ECLI:NL:HR:2017:460

Hoge Raad

Datum uitspraak
17 maart 2017
Publicatiedatum
16 maart 2017
Zaaknummer
17/00582
Instantie
Hoge Raad
Type
Uitspraak
Procedures
  • Cassatie
Vindplaatsen
  • Rechtspraak.nl
AI samenvatting door LexboostAutomatisch gegenereerd

Ontvankelijkheid van het beroep in cassatie tegen uitspraak van de bestuursrechter

In deze zaak heeft de Hoge Raad op 17 maart 2017 uitspraak gedaan in het beroep in cassatie van belanghebbende, Slowakije, tegen een eerdere uitspraak van de Rechtbank Zeeland-West-Brabant.
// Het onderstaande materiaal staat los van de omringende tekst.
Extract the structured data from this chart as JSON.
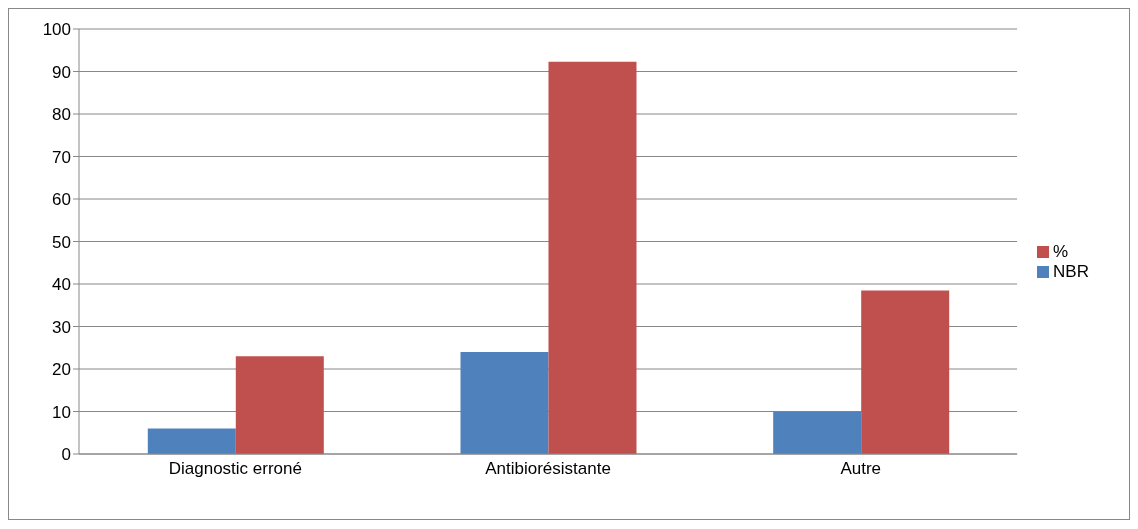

De Rechtbank had op 20 januari 2017 het verzet van belanghebbende tegen een eerdere uitspraak van 6 september 2016 gegrond verklaard. De Hoge Raad heeft in zijn beoordeling gekeken naar de ontvankelijkheid van het beroep in cassatie. Volgens artikel 78, lid 4, van de Wet op de rechterlijke organisatie kan de Hoge Raad alleen kennisnemen van cassatieberoepen tegen uitspraken van de bestuursrechter als dit bij wet is bepaald. In dit geval was er geen wettelijke basis die het beroep in cassatie tegen de uitspraak van de Rechtbank mogelijk maakte, waardoor de Hoge Raad het beroep niet-ontvankelijk heeft verklaard. Tevens heeft de Hoge Raad geen termen gezien voor een veroordeling in de proceskosten. De uitspraak is gedaan door de raadsheer J. Wortel als voorzitter, samen met de raadsheren Th. Groeneveld en A.F.M.Q. Beukers-van Dooren, en is openbaar uitgesproken op 17 maart 2017.

Uitspraak

17 maart 2017
Nr. 17/00582
Arrest
gewezen op het beroep in cassatie van
[X]te
[Z], Slowakije (hierna: belanghebbende) tegen de uitspraak van de
Rechtbank Zeeland-West-Brabantvan 20 januari 2017, nr. BRE 16/4324, op het verzet van belanghebbende tegen de uitspraak van de Rechtbank van 6 september 2016.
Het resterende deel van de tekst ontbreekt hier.